In framing the results, the company noted in its media statement that "the global beauty market has maintained solid but slightly lower global growth," and "within this backdrop, the prestige fragrance category continues to outperform, supported by expansion in both volumes and price/mix, while mass beauty continues to experience slower growth trends fueled entirely by unit demand." 

The prestige fragrance category continued to outperform, driven by both volume increases and favorable price/mix dynamics. Coty’s first-quarter sales grew approximately 4-5% on a like-for-like (LFL) basis, though this fell short of the company’s prior estimate of 6% LFL growth.

"Very tight order and inventory management by retailers" in key markets, including the US, Australia, China, and Travel Retail Asia, contributed to the lower-than-expected growth, the company noted. However, these markets represent a relatively small portion of Coty's overall business. Coty’s revenue growth in other markets remained strong, ranging from mid-single-digit to double-digit percentages.

Mass beauty and US market challenges

Coty also highlighted the continued challenges in the mass beauty segment, where growth is being driven solely by unit demand. "The U.S. market growth has slowed in the second half of Q1," Coty stated, citing this as a contributing factor to the company’s lower-than-expected revenue growth.

Looking ahead, Coty expects moderate sales growth in the second quarter, with potential for acceleration in the latter half of the fiscal year. This forecast is supported by anticipated new product launches, increased alignment between sell-in and sell-out, and expanded distribution efforts across both the prestige and mass-market divisions.

Strategic focus on cost reduction and margin expansion

Coty remains focused on managing costs and improving profitability. The company announced that it is intensifying its cost-reduction initiatives, aiming for savings "well above the initial FY25 target of approximately $75 million." This is in response to the "more uncertain demand backdrop" and cautious retailer behavior in several markets.
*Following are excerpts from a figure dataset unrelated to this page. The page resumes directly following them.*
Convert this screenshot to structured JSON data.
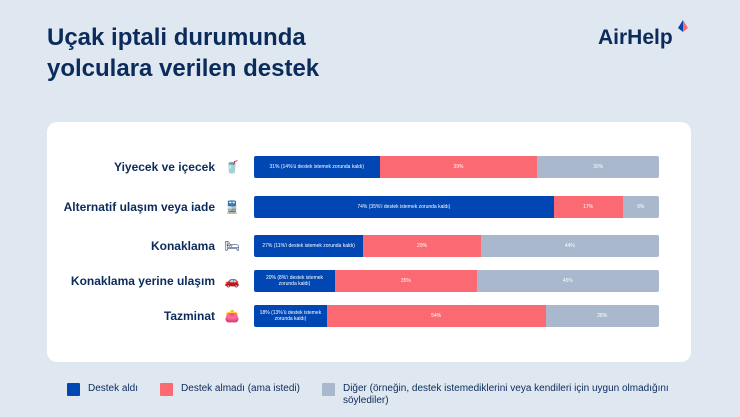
{
  "title_line1": "Uçak iptali durumunda",
  "title_line2": "yolculara verilen destek",
  "logo": "AirHelp",
  "colors": {
    "received": "#0047b3",
    "not_received": "#fb6a73",
    "other": "#a9b8cc"
  },
  "chart_data": {
    "type": "bar",
    "orientation": "horizontal-stacked-100",
    "categories": [
      "Yiyecek ve içecek",
      "Alternatif ulaşım veya iade",
      "Konaklama",
      "Konaklama yerine ulaşım",
      "Tazminat"
    ],
    "icons": [
      "drink-icon",
      "train-icon",
      "bed-icon",
      "car-icon",
      "wallet-icon"
    ],
    "series": [
      {
        "name": "Destek aldı",
        "values": [
          31,
          74,
          27,
          20,
          18
        ],
        "labels": [
          "31% (14%'ü destek istemek zorunda kaldı)",
          "74% (35%'i destek istemek zorunda kaldı)",
          "27% (11%'i destek istemek zorunda kaldı)",
          "20% (8%'i destek istemek zorunda kaldı)",
          "18% (13%'ü destek istemek zorunda kaldı)"
        ]
      },
      {
        "name": "Destek almadı (ama istedi)",
        "values": [
          39,
          17,
          29,
          35,
          54
        ],
        "labels": [
          "39%",
          "17%",
          "29%",
          "35%",
          "54%"
        ]
      },
      {
        "name": "Diğer (örneğin, destek istemediklerini veya kendileri için uygun olmadığını söylediler)",
        "values": [
          30,
          9,
          44,
          45,
          28
        ],
        "labels": [
          "30%",
          "9%",
          "44%",
          "45%",
          "28%"
        ]
      }
    ],
    "xlim": [
      0,
      100
    ],
    "legend": "bottom"
  }
}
Despite these challenges, Coty reaffirmed its full-year adjusted EBITDA growth target of 9-11% year-over-year, supported by "continued sales growth, continuous gross margin expansion, and increased cost savings," according to its press release. Coty also projects stronger adjusted EBITDA margin expansion for FY25, following the 30 basis points improvement reported for FY24.

For cosmetics and personal care manufacturers and suppliers, Coty's latest financial update provides important indicators of current market conditions and emerging opportunities. The continued strength of the prestige fragrance segment suggests sustained demand for premium products, while the company’s emphasis on cost control and margin expansion may signal potential shifts in supplier relationships.

Additionally, Coty’s efforts to accelerate growth in the second half of FY25, through new launches and distribution, highlight areas of focus for industry partners in the coming months. Coty is set to release its full Q1 results on November 6, 2024, followed by a live Q&A session with financial analysts and investors on November 7, 2024.